Regional district voting
Regional district boards act through resolutions and bylaws, which require votes by the directors on a regional district board. Voting on regional district boards can be complex because regional districts are made up of jurisdictions of different populations and they may participate in different services.
The voting structure in regional districts reflects that they are unique federations of jurisdictions with different populations that choose to participate in various services.
This means that certain services are provided to all participants across the regional district, while other services are provided only to an electoral area, or to a sub-set of the municipalities, electoral areas and Treaty First Nations in the regional district. It also means that those jurisdictions participating in a service are typically the ones funding that service.
Regional districts have three different voting mechanisms--unweighted corporate vote, weighted corporate vote and weighted stakeholder vote. These voting rules take into account participation in regional district services, corporate structure of regional districts, and the population of jurisdictions in the regional district.
On this page:
- Voting on establishing services and general administration
- Voting on financial decisions
- Voting on administration and operation of services
- Voting strength (voting unit)
Matters that affect the regional district corporation and all jurisdictions within the regional district are voted on using the "unweighted corporate vote." This means that all directors present at the meeting are entitled to vote and each director has only one vote. Unweighted corporate votes are used to determine matters such as:
- Establishing bylaws for services
- Regulatory bylaws
- Resolutions and bylaws on the conduct of the board's business (for example, procedure bylaws)
Financial decisions, such as adopting the annual financial plan, borrowing, property acquisition and disposal, and key contracts, are voted on by the regional district board using the "weighted corporate vote." Each director on the board is assigned a specific number of votes (voting unit) based on the population of the jurisdiction the director represents.

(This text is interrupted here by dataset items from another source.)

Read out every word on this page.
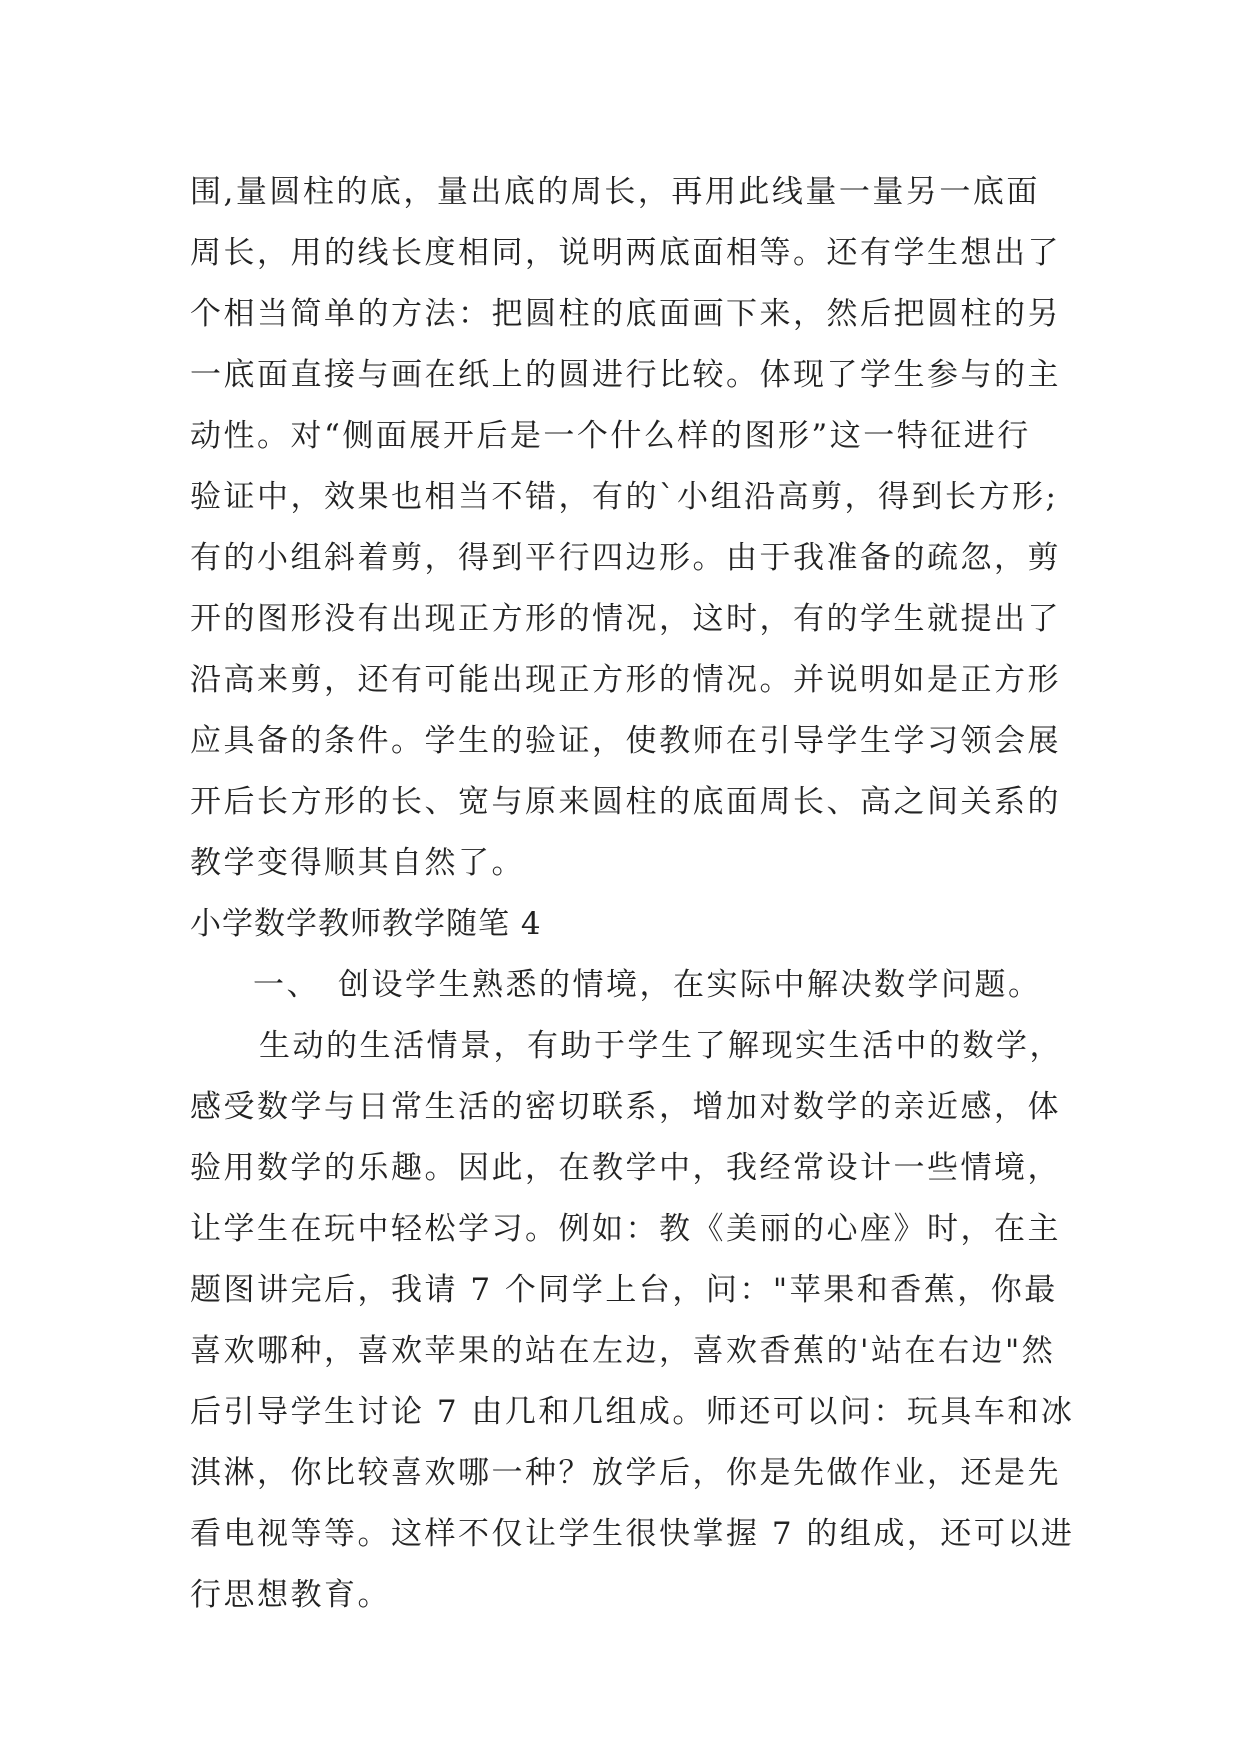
围,量圆柱的底，量出底的周长，再用此线量一量另一底面
周长，用的线长度相同，说明两底面相等。还有学生想出了
个相当简单的方法：把圆柱的底面画下来，然后把圆柱的另
一底面直接与画在纸上的圆进行比较。体现了学生参与的主
动性。对“侧面展开后是一个什么样的图形”这一特征进行
验证中，效果也相当不错，有的`小组沿高剪，得到长方形;
有的小组斜着剪，得到平行四边形。由于我准备的疏忽，剪
开的图形没有出现正方形的情况，这时，有的学生就提出了
沿高来剪，还有可能出现正方形的情况。并说明如是正方形
应具备的条件。学生的验证，使教师在引导学生学习领会展
开后长方形的长、宽与原来圆柱的底面周长、高之间关系的
教学变得顺其自然了。
小学数学教师教学随笔 4
一、　创设学生熟悉的情境，在实际中解决数学问题。
生动的生活情景，有助于学生了解现实生活中的数学，
感受数学与日常生活的密切联系，增加对数学的亲近感，体
验用数学的乐趣。因此，在教学中，我经常设计一些情境，
让学生在玩中轻松学习。例如：教《美丽的心座》时，在主
题图讲完后，我请 7 个同学上台，问："苹果和香蕉，你最
喜欢哪种，喜欢苹果的站在左边，喜欢香蕉的'站在右边"然
后引导学生讨论 7 由几和几组成。师还可以问：玩具车和冰
淇淋，你比较喜欢哪一种？放学后，你是先做作业，还是先
看电视等等。这样不仅让学生很快掌握 7 的组成，还可以进
行思想教育。
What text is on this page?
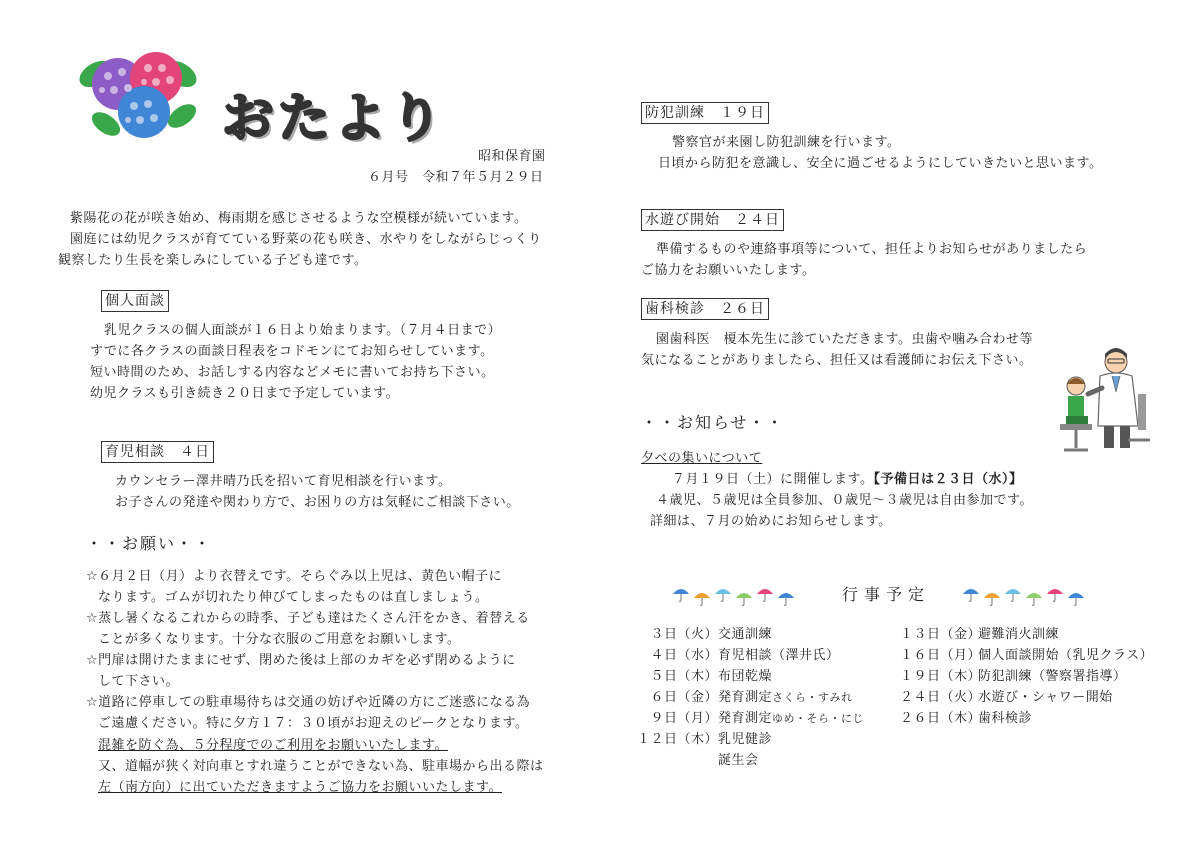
おたより
昭和保育園
６月号　令和７年５月２９日
紫陽花の花が咲き始め、梅雨期を感じさせるような空模様が続いています。
園庭には幼児クラスが育てている野菜の花も咲き、水やりをしながらじっくり
観察したり生長を楽しみにしている子ども達です。
個人面談
乳児クラスの個人面談が１６日より始まります。（７月４日まで）
すでに各クラスの面談日程表をコドモンにてお知らせしています。
短い時間のため、お話しする内容などメモに書いてお持ち下さい。
幼児クラスも引き続き２０日まで予定しています。
育児相談　４日
カウンセラー澤井晴乃氏を招いて育児相談を行います。
お子さんの発達や関わり方で、お困りの方は気軽にご相談下さい。
・・お願い・・
☆６月２日（月）より衣替えです。そらぐみ以上児は、黄色い帽子に
なります。ゴムが切れたり伸びてしまったものは直しましょう。
☆蒸し暑くなるこれからの時季、子ども達はたくさん汗をかき、着替える
ことが多くなります。十分な衣服のご用意をお願いします。
☆門扉は開けたままにせず、閉めた後は上部のカギを必ず閉めるように
して下さい。
☆道路に停車しての駐車場待ちは交通の妨げや近隣の方にご迷惑になる為
ご遠慮ください。特に夕方１７：３０頃がお迎えのピークとなります。
混雑を防ぐ為、５分程度でのご利用をお願いいたします。
又、道幅が狭く対向車とすれ違うことができない為、駐車場から出る際は
左（南方向）に出ていただきますようご協力をお願いいたします。
防犯訓練　１９日
警察官が来園し防犯訓練を行います。
日頃から防犯を意識し、安全に過ごせるようにしていきたいと思います。
水遊び開始　２４日
準備するものや連絡事項等について、担任よりお知らせがありましたら
ご協力をお願いいたします。
歯科検診　２６日
園歯科医　榎本先生に診ていただきます。虫歯や噛み合わせ等
気になることがありましたら、担任又は看護師にお伝え下さい。
・・お知らせ・・
夕べの集いについて
７月１９日（土）に開催します。【予備日は２３日（水）】
４歳児、５歳児は全員参加、０歳児～３歳児は自由参加です。
詳細は、７月の始めにお知らせします。
行事予定
３日（火）交通訓練
４日（水）育児相談（澤井氏）
５日（木）布団乾燥
６日（金）発育測定さくら・すみれ
９日（月）発育測定ゆめ・そら・にじ
１２日（木）乳児健診
誕生会
１３日（金）避難消火訓練
１６日（月）個人面談開始（乳児クラス）
１９日（木）防犯訓練（警察署指導）
２４日（火）水遊び・シャワー開始
２６日（木）歯科検診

Decisions related to the administration and operation of regional district services are voted on using the "weighted stakeholder vote." Only directors representing jurisdictions that participate in the service are entitled to vote, and each director is assigned a specific number of votes (voting unit) based on the population of the jurisdiction the director represents.
As an exception to this rule, if only one director would be eligible to vote on a resolution or bylaw, then each director who is present at the meeting is entitled to vote and has one vote. For example, if there is a water service for a portion of an electoral area where the only participant is the electoral area, the director of that electoral area would not be able to make a decision to contract out the maintenance of the water system on their own; all the board members present at that meeting would vote on the decision. This ensures that the interests of the region as a whole are considered as part of significant decision-making.
For the purposes of weighted corporate and stakeholder voting, the specific number of votes assigned to a director is determined by the regional district's voting unit, which is specified in its letters patent.